Теперь обратимся ко второму аспекту действенности текста «Речевая деятельность как преодоление конфликтной ситуации», который связан с анализом возможностей его использования, в том числе и в педагогическом плане. Как мы уже отмечали выше, пафос статьи И.М. Розета во многом был направлен на разработку психолого-педагогических средств усовершенствования механизма корреляции лингвистической и нелингвистической реальностей. При этом предполагалось, что образовательную ценность содержит в себе указание психолога на связь сигнификата и денотата отношениями повышенной оценки и обесценивания [21, с.105]. Это знание было адресовано учителю таким образом, чтобы выступить основанием – ориентировочной основой педагогической деятельности в оформлении им лингвистического опыта учащегося[7].

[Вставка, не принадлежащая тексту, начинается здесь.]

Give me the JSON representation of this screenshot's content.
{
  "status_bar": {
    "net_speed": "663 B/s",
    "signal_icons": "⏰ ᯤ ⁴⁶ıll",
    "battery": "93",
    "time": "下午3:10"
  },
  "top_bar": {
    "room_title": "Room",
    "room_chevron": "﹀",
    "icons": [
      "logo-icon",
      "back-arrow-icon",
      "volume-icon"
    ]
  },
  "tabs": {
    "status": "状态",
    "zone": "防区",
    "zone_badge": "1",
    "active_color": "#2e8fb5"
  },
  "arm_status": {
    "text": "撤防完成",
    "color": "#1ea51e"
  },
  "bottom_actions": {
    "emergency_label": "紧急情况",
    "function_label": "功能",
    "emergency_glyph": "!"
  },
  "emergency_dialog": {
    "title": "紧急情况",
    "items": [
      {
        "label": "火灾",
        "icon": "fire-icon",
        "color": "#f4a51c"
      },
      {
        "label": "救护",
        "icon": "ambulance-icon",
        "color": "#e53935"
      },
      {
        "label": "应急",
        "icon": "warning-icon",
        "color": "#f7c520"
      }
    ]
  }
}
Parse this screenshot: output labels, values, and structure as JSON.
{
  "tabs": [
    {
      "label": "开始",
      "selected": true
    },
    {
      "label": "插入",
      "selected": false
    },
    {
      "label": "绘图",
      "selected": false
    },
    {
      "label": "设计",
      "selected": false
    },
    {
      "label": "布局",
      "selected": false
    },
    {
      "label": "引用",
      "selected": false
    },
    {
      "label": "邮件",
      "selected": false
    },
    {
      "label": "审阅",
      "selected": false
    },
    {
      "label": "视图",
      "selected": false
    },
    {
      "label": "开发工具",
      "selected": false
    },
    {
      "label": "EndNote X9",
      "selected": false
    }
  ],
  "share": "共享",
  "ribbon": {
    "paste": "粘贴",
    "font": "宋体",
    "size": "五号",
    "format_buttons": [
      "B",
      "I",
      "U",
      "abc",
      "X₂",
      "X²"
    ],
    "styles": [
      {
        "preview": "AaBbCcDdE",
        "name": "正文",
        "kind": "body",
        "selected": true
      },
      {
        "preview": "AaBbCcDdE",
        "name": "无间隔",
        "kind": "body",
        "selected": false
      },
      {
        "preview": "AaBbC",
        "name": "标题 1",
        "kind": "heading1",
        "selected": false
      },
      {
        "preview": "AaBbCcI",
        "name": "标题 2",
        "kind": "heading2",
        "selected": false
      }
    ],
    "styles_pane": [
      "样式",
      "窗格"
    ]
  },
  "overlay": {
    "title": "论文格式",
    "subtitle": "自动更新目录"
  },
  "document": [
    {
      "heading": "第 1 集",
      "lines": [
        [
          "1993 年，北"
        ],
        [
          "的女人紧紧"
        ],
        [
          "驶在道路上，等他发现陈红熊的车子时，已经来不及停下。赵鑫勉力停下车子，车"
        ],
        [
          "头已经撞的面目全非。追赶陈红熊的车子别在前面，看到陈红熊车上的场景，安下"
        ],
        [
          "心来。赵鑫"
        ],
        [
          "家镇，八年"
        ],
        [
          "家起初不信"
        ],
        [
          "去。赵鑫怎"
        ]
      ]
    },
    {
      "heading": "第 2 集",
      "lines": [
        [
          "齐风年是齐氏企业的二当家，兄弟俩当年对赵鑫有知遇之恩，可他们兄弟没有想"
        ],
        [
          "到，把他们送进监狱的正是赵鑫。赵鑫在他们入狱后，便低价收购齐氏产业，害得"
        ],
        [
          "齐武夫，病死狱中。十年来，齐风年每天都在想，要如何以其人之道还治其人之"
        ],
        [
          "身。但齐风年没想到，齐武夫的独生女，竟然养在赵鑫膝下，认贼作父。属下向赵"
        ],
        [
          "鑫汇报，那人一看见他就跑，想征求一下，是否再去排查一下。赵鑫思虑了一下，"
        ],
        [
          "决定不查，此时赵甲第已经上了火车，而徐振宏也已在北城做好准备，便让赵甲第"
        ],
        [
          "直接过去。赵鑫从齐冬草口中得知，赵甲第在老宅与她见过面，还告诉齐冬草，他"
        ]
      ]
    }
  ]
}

Главной заботой обучающегося индивида в изображении автора объявлялось установление соответствия между опытом и его описанием посредством номинации «отнесения имени к конкретному предмету», что в стабильных ситуациях осуществляется автоматически, и что сегодня, однако, является, скорее, исключением, чем правилом. В динамических же условиях только рефлексивная перенастройка может позволить «”старому” языку прилагаться к новой действительности, создавая речевые высказывания» [там же, с.104]. И.М. Розет отмечал, что упущением обучения языку является установка на воспроизводство образцов, господство в практике образования репродуктивных методов. «Такие задания, – писал он, – несомненно, приносят немалую пользу…, однако при выполнении их учащиеся опираются на готовые словесные формы» [там же, с.106].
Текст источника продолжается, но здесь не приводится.